Un’omelia, quella del vescovo, che ha voluto ricordare alla città anche l’importanza delle figure dei santi Oronzo, Giusto e Fortunato, «illustri e degni di essere ricordati come “uomini di fede le cui opere giuste non sono dimenticate” e invocati perché sono i nostri padri nella fede, la fede che connota la nostra storia da sempre». Un legame forte, al quale si è richiamato, nei giorni scorsi, anche il sindaco Paolo Perrone, sottolineando che «la storia di Lecce non può essere scritta senza tener conto del legame, forte, che la città ha avuto e ha con la Chiesa».

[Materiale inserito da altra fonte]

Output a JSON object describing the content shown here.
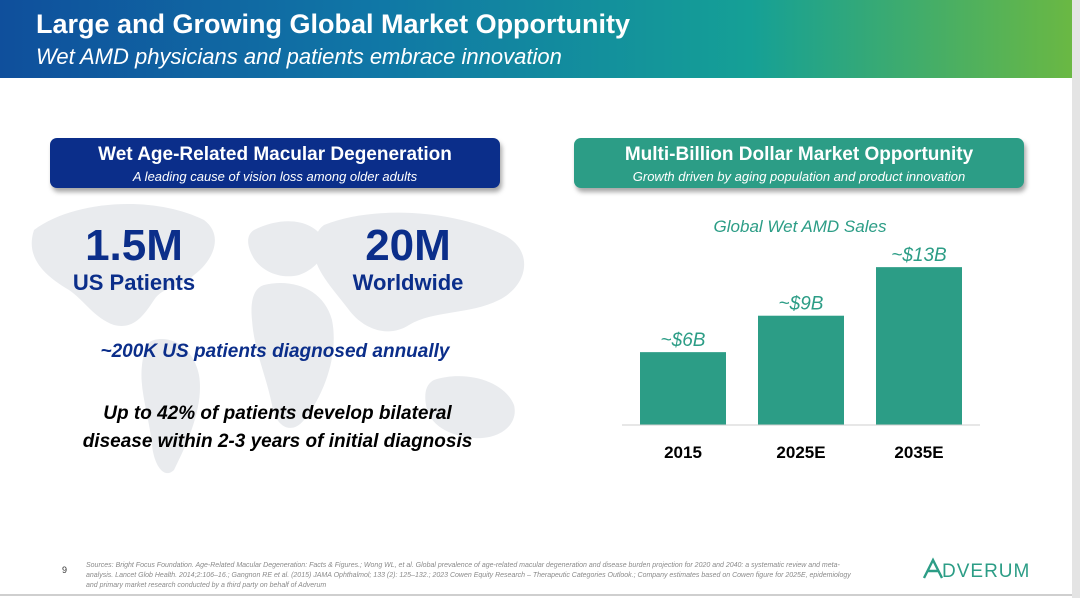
{
  "slide": {
    "title": "Large and Growing Global Market Opportunity",
    "subtitle": "Wet AMD physicians and patients embrace innovation",
    "page_number": "9"
  },
  "left_panel": {
    "header_title": "Wet Age-Related Macular Degeneration",
    "header_subtitle": "A leading cause of vision loss among older adults",
    "stats": [
      {
        "value": "1.5M",
        "label": "US Patients"
      },
      {
        "value": "20M",
        "label": "Worldwide"
      }
    ],
    "diagnosed_text": "~200K US patients diagnosed annually",
    "bilateral_line1": "Up to 42% of patients develop bilateral",
    "bilateral_line2": "disease within 2-3 years of initial diagnosis"
  },
  "right_panel": {
    "header_title": "Multi-Billion Dollar Market Opportunity",
    "header_subtitle": "Growth driven by aging population and product innovation"
  },
  "chart_data": {
    "type": "bar",
    "title": "Global Wet AMD Sales",
    "categories": [
      "2015",
      "2025E",
      "2035E"
    ],
    "values": [
      6,
      9,
      13
    ],
    "data_labels": [
      "~$6B",
      "~$9B",
      "~$13B"
    ],
    "ylim": [
      0,
      14
    ],
    "grid": false,
    "legend": "none",
    "bar_color": "#2c9d86",
    "label_color": "#2c9d86"
  },
  "footer": {
    "sources": "Sources: Bright Focus Foundation. Age-Related Macular Degeneration: Facts & Figures.; Wong WL, et al. Global prevalence of age-related macular degeneration and disease burden projection for 2020 and 2040: a systematic review and meta-analysis. Lancet Glob Health. 2014;2:106–16.; Gangnon RE et al. (2015) JAMA Ophthalmol; 133 (2): 125–132.; 2023 Cowen Equity Research – Therapeutic Categories Outlook.; Company estimates based on Cowen figure for 2025E, epidemiology and primary market research conducted by a third party on behalf of Adverum",
    "logo_text": "ADVERUM"
  },
  "colors": {
    "navy": "#0b2e8a",
    "teal": "#2c9d86",
    "logo_green": "#6ab843"
  }
}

La vicenda storica dei santi patroni, «lontana nel tempo, per il poco che ci è dato conoscere, passa attraverso il primo annunzio della fede cristiana legato al Credo apostolico nel nostro Salento, agli albori del Cristianesimo». Ha richiamato Giulio Cesare Infantino, il vescovo, che nel sedicesimo secolo di Lecce scriveva: “Fra i suoi pregi Lecce ha la Chiesa cattedrale ordinata dal predicatore delle genti San Paolo quando nella città di Corinto consacrò il primo vescovo di questa Chiesa, che fu Orontio cittadino leccese, condottovi da San Giusto, Fondatore della Religione Cristiana in questa cittadina di Lecce e discepolo del medesimo San Paolo nel ritorno ch’egli fece da Roma: il quale poi insieme col medesimo Giusto rimandò di nuovo a Lecce, per attendere a coltivare questa vigna dal medesimo Giusto piantata, convertendo, e battezzando gli habitatori del paese. Onde può meritatamente gloriarsi d’essere delle prime Città Christiane d’Europa”.